Crohn’s disease (CD) describes an inflammatory condition characterised by chronic gastrointestinal (GI) inflammation. Currently, >1 in 150 people are estimated to be affected in the UK, with the incidence rising. The pathology of CD is linked to an aberrant immune response against the gut microbiota. CD is a heterogenous disease with different disease phenotypes (stricturing and fistulating disease) and locations; it can affect any part of the GI tract. A range of drugs is approved for CD treatment. However, response rates to these specific therapies are low, and 46% of patients still require bowel resective surgery.

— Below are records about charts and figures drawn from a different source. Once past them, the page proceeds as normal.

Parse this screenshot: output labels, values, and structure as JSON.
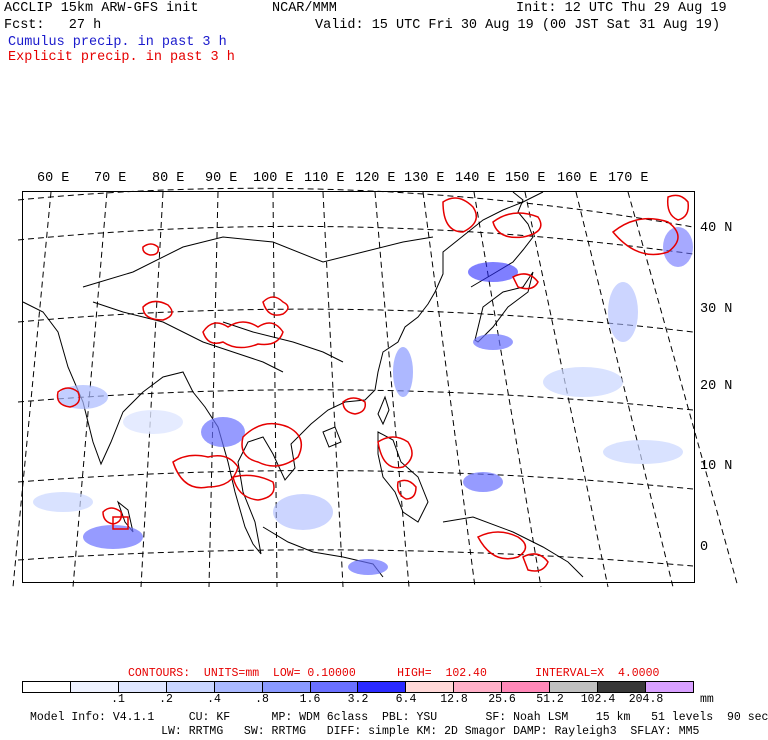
{
  "header": {
    "line1_left": "ACCLIP 15km ARW-GFS init",
    "line1_center": "NCAR/MMM",
    "line1_right": "Init: 12 UTC Thu 29 Aug 19",
    "line2_left": "Fcst:   27 h",
    "line2_right": "Valid: 15 UTC Fri 30 Aug 19 (00 JST Sat 31 Aug 19)",
    "line3": "Cumulus precip. in past 3 h",
    "line4": "Explicit precip. in past 3 h"
  },
  "map": {
    "lon_labels": [
      "60 E",
      "70 E",
      "80 E",
      "90 E",
      "100 E",
      "110 E",
      "120 E",
      "130 E",
      "140 E",
      "150 E",
      "160 E",
      "170 E"
    ],
    "lat_labels": [
      "40 N",
      "30 N",
      "20 N",
      "10 N",
      "0"
    ]
  },
  "contours": {
    "label": "CONTOURS:  UNITS=mm  LOW= 0.10000      HIGH=  102.40       INTERVAL=X  4.0000"
  },
  "legend": {
    "colors": [
      "#ffffff",
      "#eef2ff",
      "#dfe6ff",
      "#c9d5ff",
      "#aab9ff",
      "#8a9aff",
      "#6a70ff",
      "#2a2aff",
      "#ffd8d8",
      "#ffb0c8",
      "#ff88b8",
      "#c0c0c0",
      "#383838",
      "#d8a0ff"
    ],
    "ticks": [
      ".1",
      ".2",
      ".4",
      ".8",
      "1.6",
      "3.2",
      "6.4",
      "12.8",
      "25.6",
      "51.2",
      "102.4",
      "204.8"
    ],
    "unit": "mm"
  },
  "footer": {
    "line1": "Model Info: V4.1.1     CU: KF      MP: WDM 6class  PBL: YSU       SF: Noah LSM    15 km   51 levels  90 sec",
    "line2": "                   LW: RRTMG   SW: RRTMG   DIFF: simple KM: 2D Smagor DAMP: Rayleigh3  SFLAY: MM5"
  }
}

The high rates of surgical interventions and unpredictable disease relapse pose challenges for the clinical management of CD. Little is known about the molecular mechanisms underlying the different treatment responses, and cost-effective and feasible approaches to predict these responses are still a long way off. Disease relapse has been linked with decreased T cell immunoreceptor with Ig and ITIM (TIGIT) on CD38+ CD4+ T cells in the peripheral blood of paediatric patients. Other clinical markers of inflammation have been found to lack specificity in predicting disease progression. Several biomarkers predicting non-response to frontline therapeutics blocking the pro-inflammatory cytokine tumour necrosis factor (TNF) have been proposed, including the levels of luminal membrane-bound TNF and gene expression of the pro-inflammatory cytokines oncostatin-M (OSM) and TNF itself. None of these markers are currently used clinically, and there is still a need for reliable ways to predict disease progression and treatment responses. Based on these findings I hypothesised that distinct immunopathotypes in CD drive distinct disease phenotypes and underlie distinct treatment responses to biologic therapies, such as anti-TNF.

My project aimed to elucidate distinct immunopathotypes in the blood and intestines of CD patients and link them to disease phenotype, state of inflammation and treatment response. Two distinct immunopathotypes were identified. One showed decreased circulating T cells and increased intestinal CD8+ and cytotoxic immune responses. The second immunopathotype was defined by IL-1β-driven inflammation and granuloma formation in the intestines of people and was linked to anti-TNF refractory disease.